Schon in jungen Jahren erfolgreich
Franz Welser-Möst begann sich ausschließlich dem Dirigieren zu widmen. Das erste Orchester mit dem er seine musikalischen Erfahrungen als Leiter sammelte, war das Schülerorchester des Musikgymnasiums. Aus diesem entstand in der Folge das Jeunesse-Orchester, das der junge Dirigent bis 1985 erfolgreich leitete.
Der internationalen Musikwelt blieb das Talent des gebürtigen Linzers nicht lange verborgen. Gastdirigate führten ihn in der Folge mit den großen Orchestern in alle Welt: Wien, Berlin, München, New York, Los Angeles, Toronto, Boston und Cleveland: "Je höher ich auf der Karriereleiter steige, desto mehr Freizeit will ich haben. Darauf achte ich sehr, betont Welser-Möst, der seine Ferien mit seiner Frau - einer Liechtensteinerin - bevorzugt in seinem Haus am Attersee verbringt. Dort frönt er seinen Hobbies Lesen, Tarockspielen und Bergsteigen.
Im kleinsten Teil das Ding an sich erkennen
Die genetische Behinderung und der frühe Tod der kleinen Schwester Veronika wurde für den Stardirigenten zum Hauptmotiv für sein Engagement für Menschen mit Behinderungen in den USA und vor allem im Schloss Hartheim bei Alkoven: "Wir haben alle unsere Behinderungen.

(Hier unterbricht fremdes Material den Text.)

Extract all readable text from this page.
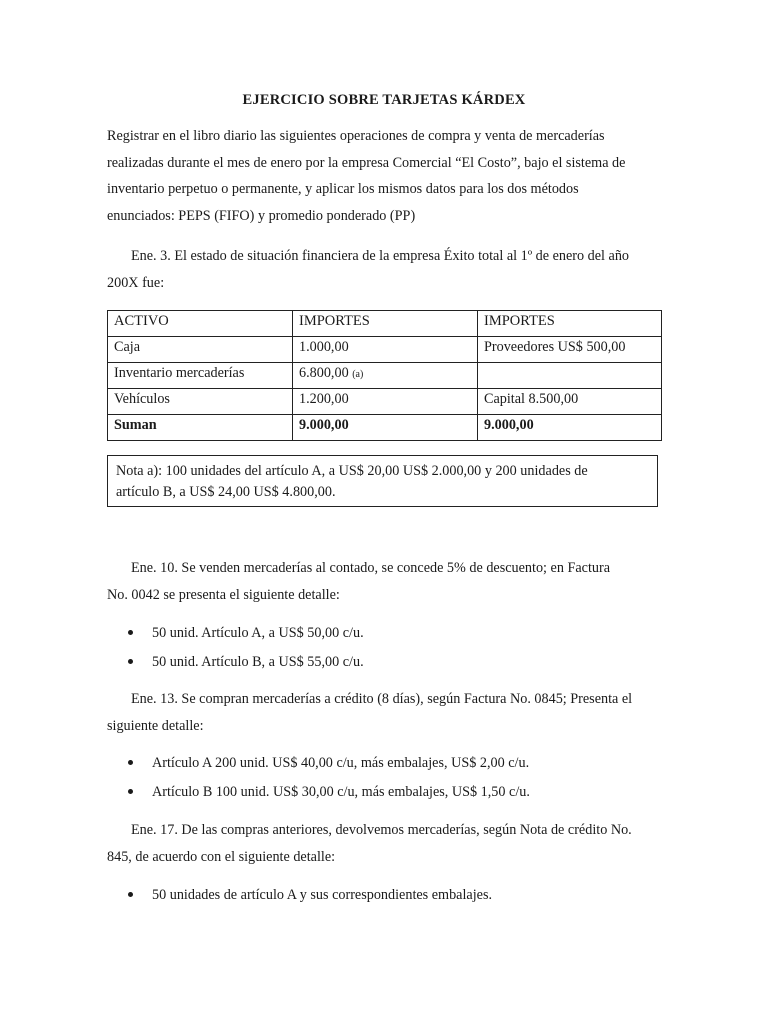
EJERCICIO SOBRE TARJETAS KÁRDEX
Registrar en el libro diario las siguientes operaciones de compra y venta de mercaderías
realizadas durante el mes de enero por la empresa Comercial “El Costo”, bajo el sistema de
inventario perpetuo o permanente, y aplicar los mismos datos para los dos métodos
enunciados: PEPS (FIFO) y promedio ponderado (PP)
Ene. 3. El estado de situación financiera de la empresa Éxito total al 1º de enero del año
200X fue:
ACTIVO	IMPORTES	IMPORTES
Caja	1.000,00	Proveedores US$ 500,00
Inventario mercaderías	6.800,00 (a)	
Vehículos	1.200,00	Capital 8.500,00
Suman	9.000,00	9.000,00
Nota a): 100 unidades del artículo A, a US$ 20,00 US$ 2.000,00 y 200 unidades de
artículo B, a US$ 24,00 US$ 4.800,00.
Ene. 10. Se venden mercaderías al contado, se concede 5% de descuento; en Factura
No. 0042 se presenta el siguiente detalle:
50 unid. Artículo A, a US$ 50,00 c/u.
50 unid. Artículo B, a US$ 55,00 c/u.
Ene. 13. Se compran mercaderías a crédito (8 días), según Factura No. 0845; Presenta el
siguiente detalle:
Artículo A 200 unid. US$ 40,00 c/u, más embalajes, US$ 2,00 c/u.
Artículo B 100 unid. US$ 30,00 c/u, más embalajes, US$ 1,50 c/u.
Ene. 17. De las compras anteriores, devolvemos mercaderías, según Nota de crédito No.
845, de acuerdo con el siguiente detalle:
50 unidades de artículo A y sus correspondientes embalajes.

Ich zum Beispiel bin ein technischer Vollidiot. Aber wir haben auch alle unsere Talente und müssen uns in Erinnerung rufen, dass das Leben als Leben lebenswert und erhaltenswert ist. In Anerkennung seines persönlichen Einsatzes erhielt er den "Outstanding Achievement Award" des Western Law Center for Disability Rights in Los Angeles.
Sich selbst bezeichnet Franz Welser-Möst als gläubigen Menschen: "Ich glaube - wie große Philosophen auch gesagt haben - man kann in jedem kleinsten Ding das Ding an sich erkennen, und die gläubigen Menschen nennen das Gott. Das heißt nicht, dass in jedem Menuett Mozarts die gläubige Erkenntnis vorhanden ist, aber alles ist Hinweis auf einen Weg. Ich glaube, dass er zu der Erkenntnis geht, dass jenseits der Materie alles Geist ist. Musik ist für mich ein Hinweis darauf.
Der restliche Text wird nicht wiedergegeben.